All the reagents were analytical reagent or chemical pure. Melting points were determined on a Mel-Temp apparatus and are uncorrected. 1H- and 13C-NMR spectra were recorded on a Varian 400 MHz spectrometer (Siedlce University of Natural Sciences and Humanities, Siedlce, Poland,) (400 MHz for 1H and 100 MHz for 13C). The chemical shift values are expressed in ppm (part per million) with TMS as internal reference. The relative integrals of peak areas agreed with those expected for the assigned structures. Molecular weight of final compounds were assessed by electrospray ionization mass spectrometry (ESI/MS, Institute of Biochemistry and Biophysics, Polish Academy of Sciences, Warsaw, Poland) on a Agilent Technologies 6538 UHD Accurate Mass Q-TOF LC/MS. Elemental compositions are within ±0.4% of the calculated values.
General procedure for the preparation of derivatives 25; A mixture of potassium carbonate (607 mg, 4.4 mmol) and derivative 1 (400 mg, 2.2 mmol) in anhydrous DMF (30 mL) was stirred for 10–15 min at room temperature.

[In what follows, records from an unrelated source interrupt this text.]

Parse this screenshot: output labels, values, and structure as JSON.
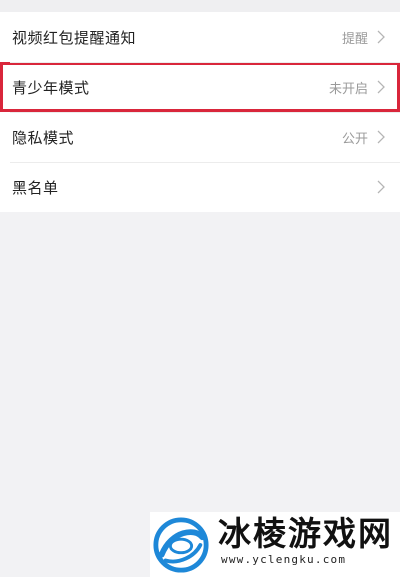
{
  "settings": {
    "items": [
      {
        "label": "视频红包提醒通知",
        "value": "提醒",
        "icon": "chevron-right-icon"
      },
      {
        "label": "青少年模式",
        "value": "未开启",
        "icon": "chevron-right-icon"
      },
      {
        "label": "隐私模式",
        "value": "公开",
        "icon": "chevron-right-icon"
      },
      {
        "label": "黑名单",
        "value": "",
        "icon": "chevron-right-icon"
      }
    ]
  },
  "watermark": {
    "title": "冰棱游戏网",
    "url": "www.yclengku.com",
    "logo_icon": "swirl-logo-icon"
  },
  "colors": {
    "highlight_border": "#d9263b",
    "background": "#f2f2f4",
    "logo_blue": "#1e88d8"
  }
}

Then, a solution of appropriate alkylation agent: 2-bromoethanol or 3-bromo-1,2-propanediol (4.4 mmol) was added and stirred 3 days at room temperature. The reaction solution was poured over crushed ice (40 g) and the aqueous mixture extracted with diethyl ether (5 × 40 mL). The combined extracts were dried over anhydrous CaCl2 and evaporated under vacuum to give the required crude products. The crude products were submitted to column chromatography on silica gel using dichlorometane as eluent to give N1 alkylated derivative 2 or 4 as the first product. Further elution with CH2Cl2/EtOH (50:1) gives pure N2-alkylated derivative 3 or 5.

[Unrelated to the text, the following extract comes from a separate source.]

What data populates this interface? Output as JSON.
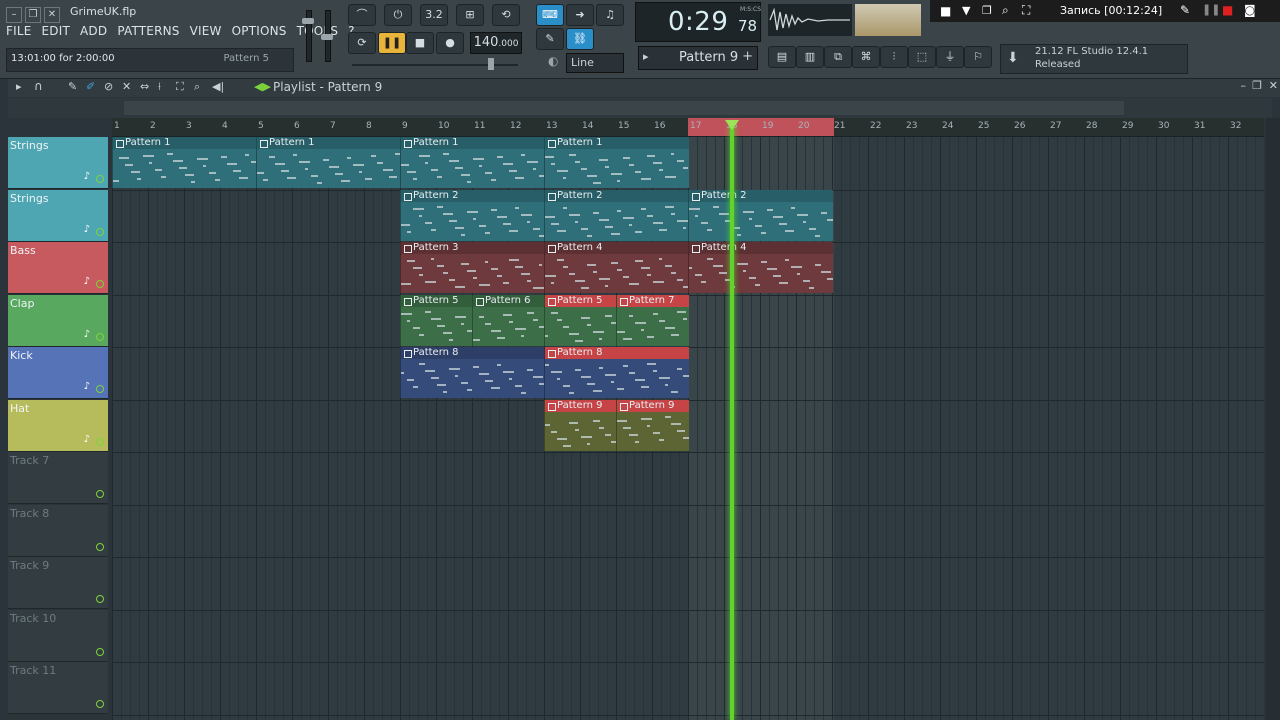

1-(2-hydroxyethyl)-3-methyl–5-methylsulfanyl-1H-pyrazolo[4,3-e][1,2,4]triazine (2), Yellow solid; Yield 65%, m.p. 140–143 °C. 1H-NMR (DMSO) δ: 2.55 (s, 3H), 2.67 (s, 3H), 3.88 (q, 2H, 1JH-H = 5.6 Hz), 4.60 (t, 2H, 1JH-H = 5.6 Hz), 4.81 (t, 1H, 1JH-H = 5.6 Hz, OH exchanged with D2O); 1H-NMR (CDCl3) δ: 2.63 (s, 3H), 2.72 (s, 3H), 4.18 (t, 2H, 1JH-H = 8.0 Hz), 4.74 (t, 2H, 1JH-H = 8.0 Hz). 13C-NMR (CDCl3) δ: 10.93, 14.25, 50.79, 61.29, 135.04, 141.03, 147.32, 167.43. IR (KBr) cm−1: 873, 1070, 1395, 1433, 2924, 3403. HRMS (ESI, m/z) calc. for C8H12N5OS [M + H] 226.07571. Found 226.07542. Anal. Calcd. for C8H11N5OS: C, 42.65; H, 4.92; N, 31.09. Found: C, 42.52; H, 5.03; N, 31.00.

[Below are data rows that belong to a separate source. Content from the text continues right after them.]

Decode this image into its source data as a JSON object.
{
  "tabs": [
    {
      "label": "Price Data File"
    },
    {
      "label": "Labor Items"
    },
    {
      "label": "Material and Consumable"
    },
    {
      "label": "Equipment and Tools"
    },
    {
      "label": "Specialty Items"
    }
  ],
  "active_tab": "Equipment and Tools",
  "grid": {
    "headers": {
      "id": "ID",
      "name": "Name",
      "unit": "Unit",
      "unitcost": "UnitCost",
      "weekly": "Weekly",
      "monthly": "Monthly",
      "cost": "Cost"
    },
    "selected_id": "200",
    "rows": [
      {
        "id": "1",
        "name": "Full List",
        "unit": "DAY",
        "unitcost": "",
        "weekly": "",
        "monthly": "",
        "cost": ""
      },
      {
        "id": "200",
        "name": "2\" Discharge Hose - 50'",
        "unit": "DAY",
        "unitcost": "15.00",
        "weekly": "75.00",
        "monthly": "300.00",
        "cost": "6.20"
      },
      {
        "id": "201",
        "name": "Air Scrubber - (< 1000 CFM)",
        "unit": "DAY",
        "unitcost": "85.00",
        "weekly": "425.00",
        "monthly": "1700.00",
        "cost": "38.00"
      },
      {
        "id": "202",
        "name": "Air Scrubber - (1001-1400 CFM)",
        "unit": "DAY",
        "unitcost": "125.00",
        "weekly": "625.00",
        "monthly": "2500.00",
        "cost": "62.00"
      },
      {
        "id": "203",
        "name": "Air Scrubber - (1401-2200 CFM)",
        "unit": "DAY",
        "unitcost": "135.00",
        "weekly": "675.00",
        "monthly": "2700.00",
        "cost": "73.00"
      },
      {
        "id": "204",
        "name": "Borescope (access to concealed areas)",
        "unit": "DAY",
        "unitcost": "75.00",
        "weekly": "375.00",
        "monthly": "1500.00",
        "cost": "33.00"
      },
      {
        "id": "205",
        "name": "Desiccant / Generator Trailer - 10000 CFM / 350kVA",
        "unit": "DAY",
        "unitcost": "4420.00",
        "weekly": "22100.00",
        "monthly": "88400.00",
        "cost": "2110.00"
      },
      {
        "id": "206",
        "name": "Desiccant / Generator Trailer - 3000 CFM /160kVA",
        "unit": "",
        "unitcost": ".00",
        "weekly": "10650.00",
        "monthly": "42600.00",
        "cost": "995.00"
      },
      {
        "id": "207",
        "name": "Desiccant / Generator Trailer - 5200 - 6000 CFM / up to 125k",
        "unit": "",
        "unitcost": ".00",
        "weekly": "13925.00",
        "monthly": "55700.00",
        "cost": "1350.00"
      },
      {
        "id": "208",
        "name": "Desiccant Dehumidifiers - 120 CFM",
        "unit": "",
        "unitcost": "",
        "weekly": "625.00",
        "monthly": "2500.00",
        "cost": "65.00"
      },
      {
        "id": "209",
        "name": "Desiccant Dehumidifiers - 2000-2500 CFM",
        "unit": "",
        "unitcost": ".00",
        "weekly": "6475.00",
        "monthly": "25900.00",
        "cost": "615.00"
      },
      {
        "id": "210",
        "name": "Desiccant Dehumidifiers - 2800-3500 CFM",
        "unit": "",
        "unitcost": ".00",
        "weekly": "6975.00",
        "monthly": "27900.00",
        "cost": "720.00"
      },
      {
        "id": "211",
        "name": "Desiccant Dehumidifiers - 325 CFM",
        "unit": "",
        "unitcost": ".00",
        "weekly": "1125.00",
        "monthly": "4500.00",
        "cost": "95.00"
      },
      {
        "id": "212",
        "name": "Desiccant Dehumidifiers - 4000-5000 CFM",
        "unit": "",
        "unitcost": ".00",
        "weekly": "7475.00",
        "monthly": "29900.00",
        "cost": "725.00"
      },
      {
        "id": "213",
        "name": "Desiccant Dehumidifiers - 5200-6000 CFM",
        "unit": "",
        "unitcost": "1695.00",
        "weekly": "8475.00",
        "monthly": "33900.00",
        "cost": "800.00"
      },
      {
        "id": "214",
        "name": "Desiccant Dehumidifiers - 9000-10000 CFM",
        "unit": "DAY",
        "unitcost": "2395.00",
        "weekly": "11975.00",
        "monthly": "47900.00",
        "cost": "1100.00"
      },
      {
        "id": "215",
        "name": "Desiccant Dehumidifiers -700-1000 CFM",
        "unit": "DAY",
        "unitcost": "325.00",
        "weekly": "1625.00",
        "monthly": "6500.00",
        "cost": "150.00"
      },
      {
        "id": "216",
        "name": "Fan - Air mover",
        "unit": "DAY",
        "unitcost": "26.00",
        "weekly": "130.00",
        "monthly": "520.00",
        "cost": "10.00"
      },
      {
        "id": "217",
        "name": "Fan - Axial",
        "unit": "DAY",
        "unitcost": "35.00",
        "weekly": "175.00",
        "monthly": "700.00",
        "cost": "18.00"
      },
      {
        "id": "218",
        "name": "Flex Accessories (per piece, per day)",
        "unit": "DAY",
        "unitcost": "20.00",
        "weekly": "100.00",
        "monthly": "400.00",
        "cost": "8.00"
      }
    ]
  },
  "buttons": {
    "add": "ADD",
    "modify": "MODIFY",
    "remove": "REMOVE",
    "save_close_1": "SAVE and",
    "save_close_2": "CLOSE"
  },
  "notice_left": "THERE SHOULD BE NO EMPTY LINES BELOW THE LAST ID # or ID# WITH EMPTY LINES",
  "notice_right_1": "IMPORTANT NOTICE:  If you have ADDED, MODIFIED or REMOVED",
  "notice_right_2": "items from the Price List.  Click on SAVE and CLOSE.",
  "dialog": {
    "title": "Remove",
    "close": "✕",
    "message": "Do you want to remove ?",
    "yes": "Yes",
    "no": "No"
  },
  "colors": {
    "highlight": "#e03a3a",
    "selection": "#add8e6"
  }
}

2-(2-hydroxyethyl)-3-methyl-5-methylsulfanyl-2H-pyrazolo[4,3-e][1,2,4]triazine (3), Yellow solid; Yield 10%; m.p. 176–178 °C; 1H-NMR (DMSO) δ: 2.61 (s, 3H), 2.64 (s, 3H), 3.90 (q, 2H, 1JH-H = 5.6 Hz), 4.56 (t, 2H, 1JH-H = 5.6 Hz), 5.00 (t, 1H, 1JH-H = 5.6 Hz, OH exchanged with D2O); 13C-NMR (DMSO) δ: 8.79, 13.41, 54.49, 60.26, 128.52, 133.16, 154.20, 164.97. HRMS (ESI, m/z) calc. for C8H12N5OS [M + H] 226.07571. Found 226.07540. Anal. Calcd. for C8H11N5OS: C, 42.65; H, 4.92; N, 31.09. Found: C, 42.48; H, 5.10; N, 29.89.
1-(2,3-dihydroxypropyl)-3-methyl–5-methylsulfanyl-1H-pyrazolo[4,3-e][1,2,4]triazine (4), Yellow solid; Yield 27%; m.p. 150 °C; 1H-NMR (DMSO) δ: 2.48 (s, 3H), 2.59 (s, 3H), 3.45 (d, 2H, 1JH-H = 5.2 Hz), 4.04 (m, 1H), 4.50 (m, 2 H). 13C-NMR (DMSO) δ: 10.64, 13.59, 51.56, 63.60, 70.11, 134.15, 139.29, 147.51, 165.64. HRMS (ESI, m/z) calc. for C9H14N5O2S [M + H] 256.08627. Found 256.08586. Anal. Calcd. for C9H13N5O2S: C, 42.34; H, 5.13; N, 27.43. Found: C, 42.22; H, 5.25; N, 27.32.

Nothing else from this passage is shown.